A Book That Explores the Lives of Singaporeans Over Five Decades Makes the Shortlist For the Singapore Prize

singapore prize

One book which explores Singaporeans over 50 decades has made the shortlist for the inaugural Singapore Prize competition hosted by National University of Singapore (NUS). Open to works that have an historical theme published in English, Chinese or Malay; its organizers hope that more books than ever before enter in 2021 when awards will be handed out.

Kishore Mahbubani of NUS Asia Research Institute initiated and championed the NUS Singapore History Prize to honour publications that make a substantial impact on our understanding of Singapore history. Open to both fiction and non-fiction works with a total prize fund of $50,000; winners will be announced in August. A shortlist has already been released featuring both non-fiction titles as well as fiction ones – Kamaladevi Aravindan’s Sembawang examines life among everyday citizens across 50 years in Singapore.

NUS also hosts the Earthshot Prize, an international award designed to reward innovators and entrepreneurs committed to making our planet better. Backed by GBP 1 million (SGD 1.7 million), this funding acts as a “propelller,” helping winners to quickly market solutions that have visible impacts on Earth.
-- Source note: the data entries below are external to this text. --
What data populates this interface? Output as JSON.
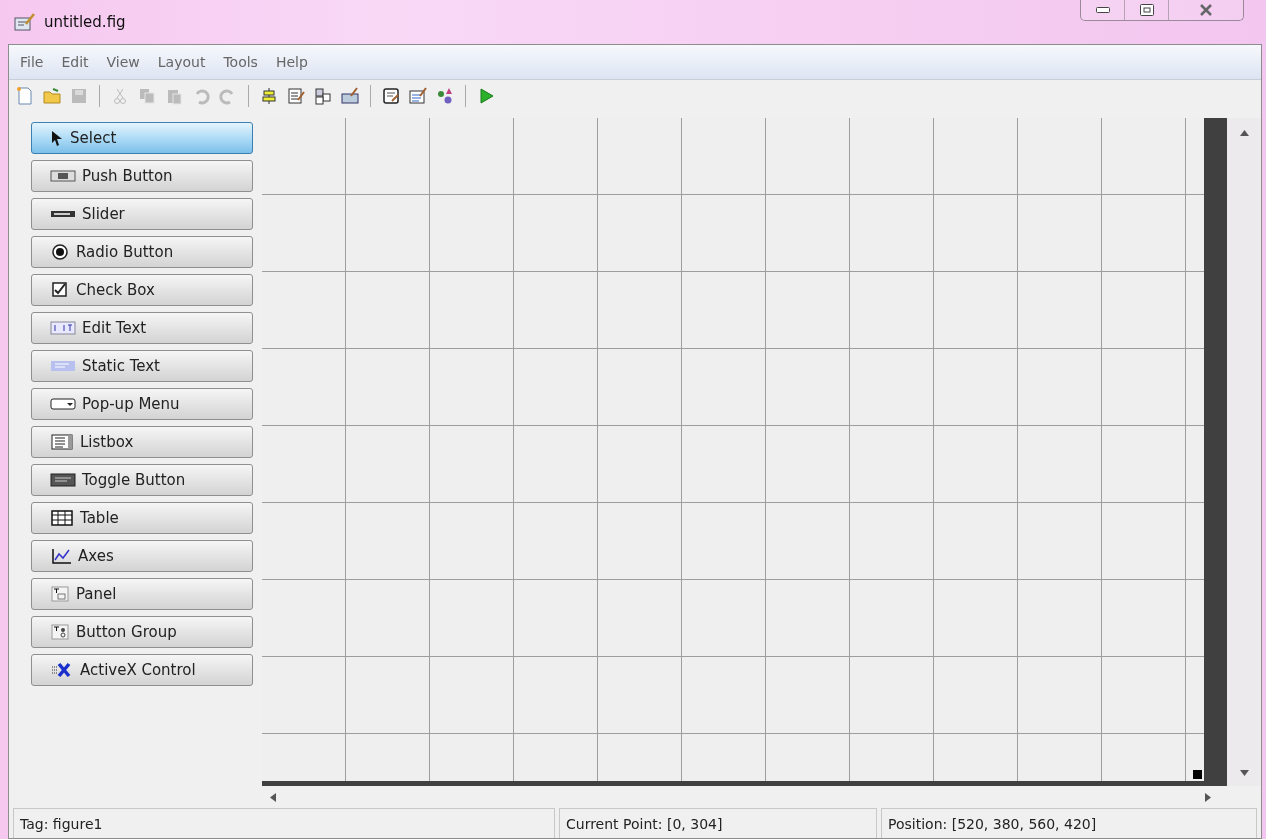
{
  "window": {
    "title": "untitled.fig"
  },
  "menu": [
    "File",
    "Edit",
    "View",
    "Layout",
    "Tools",
    "Help"
  ],
  "toolbar": [
    {
      "kind": "new",
      "disabled": false
    },
    {
      "kind": "open",
      "disabled": false
    },
    {
      "kind": "save",
      "disabled": true
    },
    {
      "kind": "sep"
    },
    {
      "kind": "cut",
      "disabled": true
    },
    {
      "kind": "copy",
      "disabled": true
    },
    {
      "kind": "paste",
      "disabled": true
    },
    {
      "kind": "undo",
      "disabled": true
    },
    {
      "kind": "redo",
      "disabled": true
    },
    {
      "kind": "sep"
    },
    {
      "kind": "align",
      "disabled": false
    },
    {
      "kind": "menu",
      "disabled": false
    },
    {
      "kind": "taborder",
      "disabled": false
    },
    {
      "kind": "toolbar",
      "disabled": false
    },
    {
      "kind": "sep"
    },
    {
      "kind": "editor",
      "disabled": false
    },
    {
      "kind": "inspector",
      "disabled": false
    },
    {
      "kind": "browser",
      "disabled": false
    },
    {
      "kind": "sep"
    },
    {
      "kind": "run",
      "disabled": false
    }
  ],
  "palette": [
    {
      "label": "Select",
      "kind": "select",
      "selected": true
    },
    {
      "label": "Push Button",
      "kind": "push",
      "selected": false
    },
    {
      "label": "Slider",
      "kind": "slider",
      "selected": false
    },
    {
      "label": "Radio Button",
      "kind": "radio",
      "selected": false
    },
    {
      "label": "Check Box",
      "kind": "check",
      "selected": false
    },
    {
      "label": "Edit Text",
      "kind": "edit",
      "selected": false
    },
    {
      "label": "Static Text",
      "kind": "static",
      "selected": false
    },
    {
      "label": "Pop-up Menu",
      "kind": "popup",
      "selected": false
    },
    {
      "label": "Listbox",
      "kind": "listbox",
      "selected": false
    },
    {
      "label": "Toggle Button",
      "kind": "toggle",
      "selected": false
    },
    {
      "label": "Table",
      "kind": "table",
      "selected": false
    },
    {
      "label": "Axes",
      "kind": "axes",
      "selected": false
    },
    {
      "label": "Panel",
      "kind": "panel",
      "selected": false
    },
    {
      "label": "Button Group",
      "kind": "group",
      "selected": false
    },
    {
      "label": "ActiveX Control",
      "kind": "activex",
      "selected": false
    }
  ],
  "status_bar": {
    "tag": "Tag: figure1",
    "current_point": "Current Point:  [0, 304]",
    "position": "Position: [520, 380, 560, 420]"
  }
}
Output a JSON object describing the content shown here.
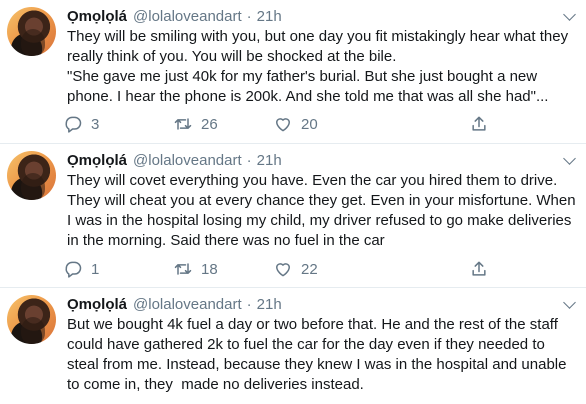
{
  "tweets": [
    {
      "name": "Ọmọlọlá",
      "handle": "@lolaloveandart",
      "separator": "·",
      "time": "21h",
      "text": "They will be smiling with you, but one day you fit mistakingly hear what they\nreally think of you. You will be shocked at the bile.\n\"She gave me just 40k for my father's burial. But she just bought a new\nphone. I hear the phone is 200k. And she told me that was all she had\"...",
      "replies": "3",
      "retweets": "26",
      "likes": "20"
    },
    {
      "name": "Ọmọlọlá",
      "handle": "@lolaloveandart",
      "separator": "·",
      "time": "21h",
      "text": "They will covet everything you have. Even the car you hired them to drive.\nThey will cheat you at every chance they get. Even in your misfortune. When\nI was in the hospital losing my child, my driver refused to go make deliveries\nin the morning. Said there was no fuel in the car",
      "replies": "1",
      "retweets": "18",
      "likes": "22"
    },
    {
      "name": "Ọmọlọlá",
      "handle": "@lolaloveandart",
      "separator": "·",
      "time": "21h",
      "text": "But we bought 4k fuel a day or two before that. He and the rest of the staff\ncould have gathered 2k to fuel the car for the day even if they needed to\nsteal from me. Instead, because they knew I was in the hospital and unable\nto come in, they  made no deliveries instead."
    }
  ],
  "icons": {
    "reply": "reply-icon",
    "retweet": "retweet-icon",
    "like": "heart-icon",
    "share": "share-icon",
    "menu": "chevron-down-icon"
  },
  "colors": {
    "text": "#14171a",
    "secondary": "#657786",
    "divider": "#e6ecf0"
  }
}
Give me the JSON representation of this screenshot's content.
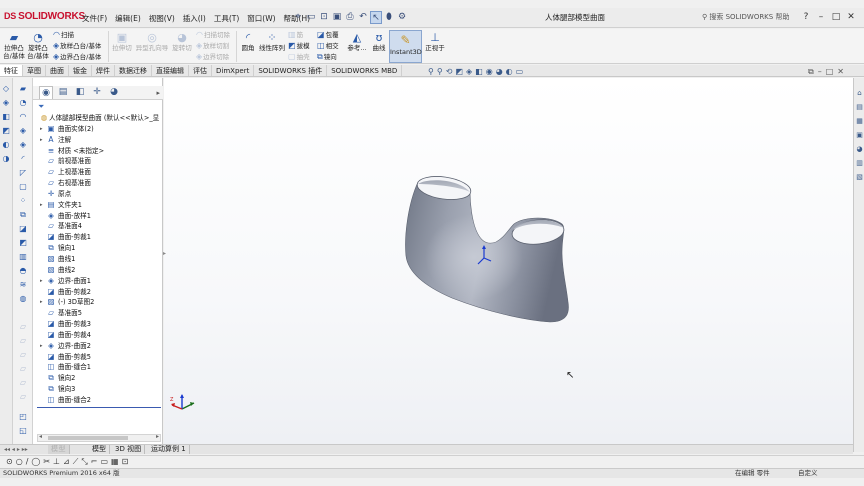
{
  "app": {
    "brand": "SOLIDWORKS",
    "brand_mark": "DS",
    "document_title": "人体腿部模型曲面",
    "help_search_placeholder": "搜索 SOLIDWORKS 帮助"
  },
  "menu": [
    "文件(F)",
    "编辑(E)",
    "视图(V)",
    "插入(I)",
    "工具(T)",
    "窗口(W)",
    "帮助(H)"
  ],
  "quick_tools": [
    "pin-icon",
    "new-icon",
    "open-icon",
    "save-icon",
    "print-icon",
    "undo-icon",
    "select-icon",
    "rebuild-icon",
    "options-icon"
  ],
  "window_controls": [
    "?",
    "–",
    "□",
    "✕"
  ],
  "ribbon": {
    "extrude_boss": [
      "拉伸凸",
      "台/基体"
    ],
    "revolve_boss": [
      "旋转凸",
      "台/基体"
    ],
    "sweep": "扫描",
    "loft_boss": "放样凸台/基体",
    "boundary_boss": "边界凸台/基体",
    "extrude_cut": "拉伸切",
    "hole_wizard": "异型孔向导",
    "revolve_cut": "旋转切",
    "swept_cut": "扫描切除",
    "lofted_cut": "放样切割",
    "boundary_cut": "边界切除",
    "fillet": "圆角",
    "linear_pattern": "线性阵列",
    "rib": "筋",
    "draft": "拔模",
    "shell": "抽壳",
    "wrap": "包覆",
    "intersect": "相交",
    "mirror": "镜向",
    "reference_geometry": "参考...",
    "curves": "曲线",
    "instant3d": "Instant3D",
    "normal_to": "正视于"
  },
  "command_tabs": [
    "特征",
    "草图",
    "曲面",
    "钣金",
    "焊件",
    "数据迁移",
    "直接编辑",
    "评估",
    "DimXpert",
    "SOLIDWORKS 插件",
    "SOLIDWORKS MBD"
  ],
  "active_command_tab": "特征",
  "hud_icons": [
    "zoom-fit-icon",
    "zoom-area-icon",
    "previous-view-icon",
    "section-view-icon",
    "view-orientation-icon",
    "display-style-icon",
    "hide-show-icon",
    "appearance-icon",
    "scene-icon",
    "view-settings-icon"
  ],
  "feature_tree": {
    "root": "人体腿部模型曲面 (默认<<默认>_显",
    "items": [
      {
        "label": "曲面实体(2)",
        "icon": "surface-bodies-icon",
        "exp": "▸"
      },
      {
        "label": "注解",
        "icon": "annotations-icon",
        "exp": "▸"
      },
      {
        "label": "材质 <未指定>",
        "icon": "material-icon",
        "exp": ""
      },
      {
        "label": "前视基准面",
        "icon": "plane-icon",
        "exp": ""
      },
      {
        "label": "上视基准面",
        "icon": "plane-icon",
        "exp": ""
      },
      {
        "label": "右视基准面",
        "icon": "plane-icon",
        "exp": ""
      },
      {
        "label": "原点",
        "icon": "origin-icon",
        "exp": ""
      },
      {
        "label": "文件夹1",
        "icon": "folder-icon",
        "exp": "▸"
      },
      {
        "label": "曲面-放样1",
        "icon": "surface-loft-icon",
        "exp": ""
      },
      {
        "label": "基准面4",
        "icon": "plane-icon",
        "exp": ""
      },
      {
        "label": "曲面-剪裁1",
        "icon": "surface-trim-icon",
        "exp": ""
      },
      {
        "label": "镜向1",
        "icon": "mirror-icon",
        "exp": ""
      },
      {
        "label": "曲线1",
        "icon": "curve-icon",
        "exp": ""
      },
      {
        "label": "曲线2",
        "icon": "curve-icon",
        "exp": ""
      },
      {
        "label": "边界-曲面1",
        "icon": "boundary-surface-icon",
        "exp": "▸"
      },
      {
        "label": "曲面-剪裁2",
        "icon": "surface-trim-icon",
        "exp": ""
      },
      {
        "label": "(-) 3D草图2",
        "icon": "sketch-3d-icon",
        "exp": "▸"
      },
      {
        "label": "基准面5",
        "icon": "plane-icon",
        "exp": ""
      },
      {
        "label": "曲面-剪裁3",
        "icon": "surface-trim-icon",
        "exp": ""
      },
      {
        "label": "曲面-剪裁4",
        "icon": "surface-trim-icon",
        "exp": ""
      },
      {
        "label": "边界-曲面2",
        "icon": "boundary-surface-icon",
        "exp": "▸"
      },
      {
        "label": "曲面-剪裁5",
        "icon": "surface-trim-icon",
        "exp": ""
      },
      {
        "label": "曲面-缝合1",
        "icon": "surface-knit-icon",
        "exp": ""
      },
      {
        "label": "镜向2",
        "icon": "mirror-icon",
        "exp": ""
      },
      {
        "label": "镜向3",
        "icon": "mirror-icon",
        "exp": ""
      },
      {
        "label": "曲面-缝合2",
        "icon": "surface-knit-icon",
        "exp": ""
      }
    ]
  },
  "bottom_tabs": {
    "ghost": "模型",
    "model": "模型",
    "view3d": "3D 视图",
    "motion": "运动算例 1"
  },
  "statusbar": {
    "left": "SOLIDWORKS Premium 2016 x64 版",
    "mid": "在编辑 零件",
    "right": "自定义"
  },
  "colors": {
    "brand": "#c8102e",
    "surface": "#8f96a6",
    "accent": "#2a5aa8"
  }
}
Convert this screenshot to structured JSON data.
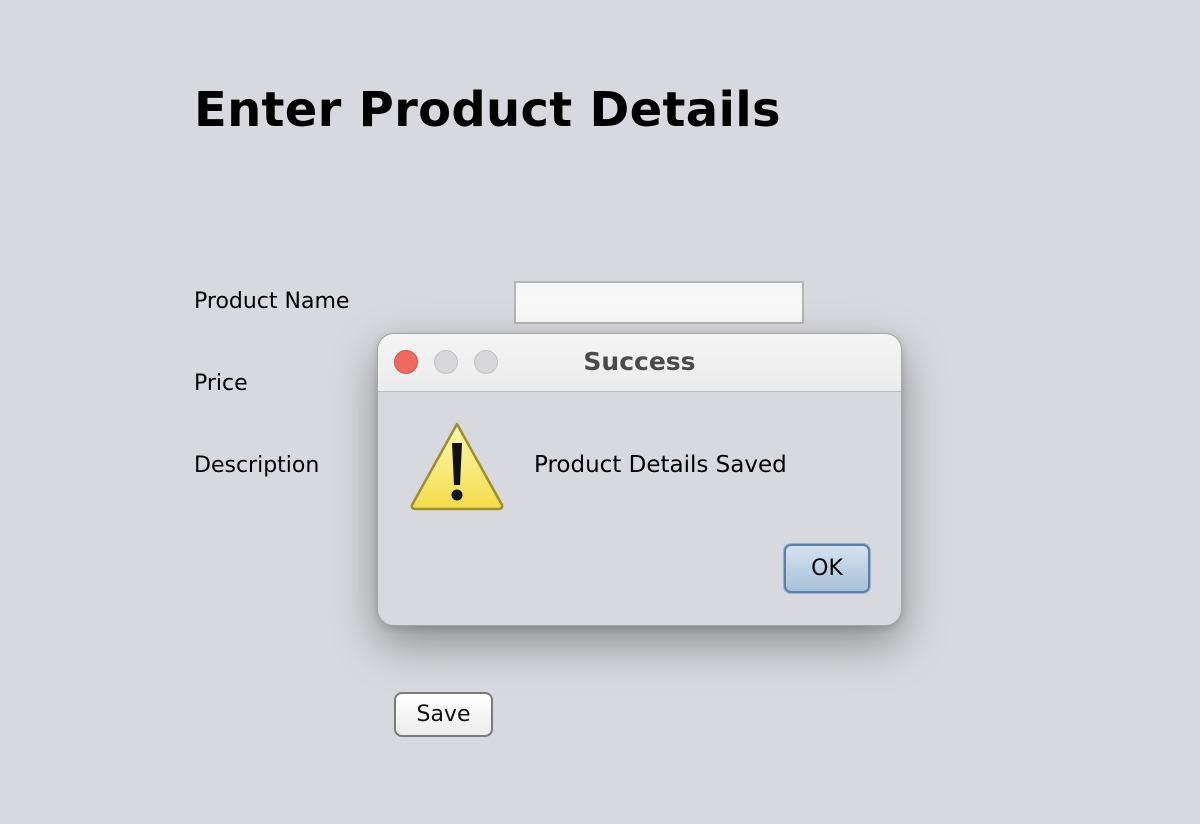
{
  "page": {
    "title": "Enter Product Details"
  },
  "form": {
    "product_name_label": "Product Name",
    "product_name_value": "",
    "price_label": "Price",
    "description_label": "Description",
    "save_label": "Save"
  },
  "dialog": {
    "title": "Success",
    "message": "Product Details Saved",
    "ok_label": "OK",
    "icon": "warning-icon"
  },
  "colors": {
    "background": "#d8d9de",
    "close_button": "#ee6a5f",
    "ok_button_accent": "#a9c1d8"
  }
}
The prize’s judging panel comprises experts in multiple disciplines, spanning architecture and technology to finance and sustainability. Recent recipients of this honor have included decarbonisation investment platforms, businesses that produce reliable stoves from scrap metal, and organizations providing training services for people living with autism spectrum disorders.

Singapore was selected as the recipient of this prize due to its demonstrated leadership in innovation, investments and urban planning as well as commitment from both government and community to leading green growth, according to Ms Jones. She added that this prize aims to encourage thought leadership between cities on “key areas of urban sustainability”.

This year’s prize attracted over 200 applications from all around the globe, with three finalists selected by an expert panel from various industries. Neo4j won in the Innovative Graph Data Platforms 2022 category; other finalists were Ampd Energy which produces solar panels specifically targeted towards remote areas as well as New York-based nonprofit Conservation International.

As well as the main prizes, there are also reader-voted awards in the consumer choice category. Voting ends March 31 and you can view a comprehensive list of shortlisted works and authors in terms of genre and language here.